Weird Things to Avoid

Using multiple namespaces in one file.

You can use two or more namespaces in one file. Don’t do it:

[code]
namespace Foo;
function a() { … }

namespace Bar;
function a() { … }

namespace Baz;
function a() { … }
[/code]

The autoloader is trying really hard to map namespaces to file paths. Breaking the 1-1 mapping from namespaces to directories would just mess with that.

PSR-0 Underscores

I used the PSR-0 autoloader above, but you should try to hew to the PSR-4 standard.

PSR-4 is just a more restrictive autoloader than PSR-0. PSR-0 was designed to handle underscores in class names, because that’s how classes were named in the past. PSR-4 got rid of the underscores. We’re trying to have a 1-1 map from namespace parts to directories.

PHP allows you to register multiple autoloaders, so you can use both and hand tune one to work with the old classes. Still, for all new code, don’t use underscores in the classnames.

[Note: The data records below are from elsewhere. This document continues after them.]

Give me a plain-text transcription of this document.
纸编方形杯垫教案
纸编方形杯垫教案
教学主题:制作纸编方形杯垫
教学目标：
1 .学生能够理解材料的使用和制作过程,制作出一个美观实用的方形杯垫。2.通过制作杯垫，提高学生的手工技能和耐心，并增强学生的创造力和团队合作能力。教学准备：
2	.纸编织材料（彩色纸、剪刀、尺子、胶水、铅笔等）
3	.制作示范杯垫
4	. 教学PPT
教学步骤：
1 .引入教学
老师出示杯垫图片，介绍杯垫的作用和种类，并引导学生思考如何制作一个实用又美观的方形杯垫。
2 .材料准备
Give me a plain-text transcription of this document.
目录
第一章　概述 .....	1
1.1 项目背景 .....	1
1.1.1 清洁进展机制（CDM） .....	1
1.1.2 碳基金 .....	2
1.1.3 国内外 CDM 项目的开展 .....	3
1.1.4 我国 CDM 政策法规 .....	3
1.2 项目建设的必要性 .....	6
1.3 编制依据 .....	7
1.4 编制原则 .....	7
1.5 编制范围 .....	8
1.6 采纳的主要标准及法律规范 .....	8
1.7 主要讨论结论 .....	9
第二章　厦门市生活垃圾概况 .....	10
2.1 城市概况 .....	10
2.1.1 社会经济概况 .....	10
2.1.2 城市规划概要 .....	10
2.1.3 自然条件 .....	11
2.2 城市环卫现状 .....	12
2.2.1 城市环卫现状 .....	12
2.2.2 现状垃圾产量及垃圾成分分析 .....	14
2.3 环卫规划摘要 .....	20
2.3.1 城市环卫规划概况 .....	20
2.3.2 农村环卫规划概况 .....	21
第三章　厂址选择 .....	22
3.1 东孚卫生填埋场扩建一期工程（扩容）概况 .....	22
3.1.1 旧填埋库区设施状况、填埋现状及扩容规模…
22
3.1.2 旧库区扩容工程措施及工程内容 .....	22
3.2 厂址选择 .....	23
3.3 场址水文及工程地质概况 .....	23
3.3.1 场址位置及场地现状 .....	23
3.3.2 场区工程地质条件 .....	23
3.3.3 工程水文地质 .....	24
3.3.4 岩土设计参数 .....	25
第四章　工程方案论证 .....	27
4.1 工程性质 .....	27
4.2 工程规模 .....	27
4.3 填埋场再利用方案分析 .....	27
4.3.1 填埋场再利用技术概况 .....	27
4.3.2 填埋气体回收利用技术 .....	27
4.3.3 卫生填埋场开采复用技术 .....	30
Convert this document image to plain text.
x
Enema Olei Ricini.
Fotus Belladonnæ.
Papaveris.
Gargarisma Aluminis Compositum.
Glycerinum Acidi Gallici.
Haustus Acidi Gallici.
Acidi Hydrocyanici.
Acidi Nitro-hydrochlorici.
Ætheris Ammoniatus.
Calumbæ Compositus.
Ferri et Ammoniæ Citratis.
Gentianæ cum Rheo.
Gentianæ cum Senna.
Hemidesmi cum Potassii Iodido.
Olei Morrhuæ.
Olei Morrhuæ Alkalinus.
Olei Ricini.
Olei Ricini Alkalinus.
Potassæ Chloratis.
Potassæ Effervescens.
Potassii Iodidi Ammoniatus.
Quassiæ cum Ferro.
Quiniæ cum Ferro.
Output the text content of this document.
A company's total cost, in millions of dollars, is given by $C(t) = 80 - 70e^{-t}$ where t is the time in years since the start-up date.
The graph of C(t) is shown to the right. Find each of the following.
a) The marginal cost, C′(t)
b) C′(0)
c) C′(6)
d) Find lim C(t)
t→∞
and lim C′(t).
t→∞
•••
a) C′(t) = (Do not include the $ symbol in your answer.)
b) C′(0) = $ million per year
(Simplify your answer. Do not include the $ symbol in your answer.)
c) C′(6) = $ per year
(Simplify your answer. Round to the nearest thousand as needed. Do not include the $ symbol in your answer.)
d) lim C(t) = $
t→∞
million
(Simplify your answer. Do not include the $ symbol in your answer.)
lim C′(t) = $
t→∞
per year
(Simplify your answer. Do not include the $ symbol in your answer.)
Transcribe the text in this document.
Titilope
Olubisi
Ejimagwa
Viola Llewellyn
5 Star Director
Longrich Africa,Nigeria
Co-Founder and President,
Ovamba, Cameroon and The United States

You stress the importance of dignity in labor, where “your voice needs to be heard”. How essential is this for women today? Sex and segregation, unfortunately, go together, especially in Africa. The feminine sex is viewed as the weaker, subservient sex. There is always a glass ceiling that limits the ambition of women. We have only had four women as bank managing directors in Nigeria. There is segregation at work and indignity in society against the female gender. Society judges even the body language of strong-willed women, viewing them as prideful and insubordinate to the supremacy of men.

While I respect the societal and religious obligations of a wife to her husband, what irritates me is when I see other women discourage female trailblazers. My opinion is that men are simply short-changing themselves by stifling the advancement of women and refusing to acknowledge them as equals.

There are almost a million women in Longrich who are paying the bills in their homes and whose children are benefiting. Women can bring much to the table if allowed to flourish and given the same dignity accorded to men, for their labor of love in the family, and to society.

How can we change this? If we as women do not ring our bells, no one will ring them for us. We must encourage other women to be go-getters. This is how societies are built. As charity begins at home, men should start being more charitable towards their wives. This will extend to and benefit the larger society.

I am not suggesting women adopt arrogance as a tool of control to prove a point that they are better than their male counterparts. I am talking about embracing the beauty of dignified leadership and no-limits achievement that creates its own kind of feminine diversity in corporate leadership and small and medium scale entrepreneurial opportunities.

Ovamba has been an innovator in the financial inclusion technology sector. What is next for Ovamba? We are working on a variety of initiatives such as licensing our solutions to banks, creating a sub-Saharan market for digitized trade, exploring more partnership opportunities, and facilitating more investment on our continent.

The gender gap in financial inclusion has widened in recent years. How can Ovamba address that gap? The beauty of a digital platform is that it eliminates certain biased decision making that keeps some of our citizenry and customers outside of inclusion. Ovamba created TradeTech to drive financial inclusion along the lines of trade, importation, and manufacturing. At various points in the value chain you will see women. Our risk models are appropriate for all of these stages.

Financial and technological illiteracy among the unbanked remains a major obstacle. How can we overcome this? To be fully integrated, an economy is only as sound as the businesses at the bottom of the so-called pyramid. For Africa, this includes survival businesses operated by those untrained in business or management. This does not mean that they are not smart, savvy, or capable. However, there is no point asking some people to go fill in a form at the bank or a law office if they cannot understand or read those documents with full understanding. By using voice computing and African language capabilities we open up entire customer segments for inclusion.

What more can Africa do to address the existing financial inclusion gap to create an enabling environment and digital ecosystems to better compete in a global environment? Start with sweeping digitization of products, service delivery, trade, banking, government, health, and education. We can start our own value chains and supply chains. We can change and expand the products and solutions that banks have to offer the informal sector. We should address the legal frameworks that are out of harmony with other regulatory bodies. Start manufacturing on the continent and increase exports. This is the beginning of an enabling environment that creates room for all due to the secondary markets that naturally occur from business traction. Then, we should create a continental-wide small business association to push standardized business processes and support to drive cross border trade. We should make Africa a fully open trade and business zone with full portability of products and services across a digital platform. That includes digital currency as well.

(In production, you typically use the composer tool to generate a classmap, which is an autoloader that maps from the class name to a file. It doesn’t do string manipulations.)

Namespacing Functions

It’s not that namespacing functions is bad, it’s just weird. Most code out there puts a class around everything. If it’s not really OO, just use a static class. This way, the autoloader will work.

There is no autoloader for functions. That means, if you namespaced functions, you’d need to “require” all the function source files before you do anything else.

That’s what we’re trying to avoid!

The only reason to namespace functions is to avoid having them clash with other function names in old libraries that used global function names. Namespacing these old libraries is a handy technique, but it’ll mess up your code.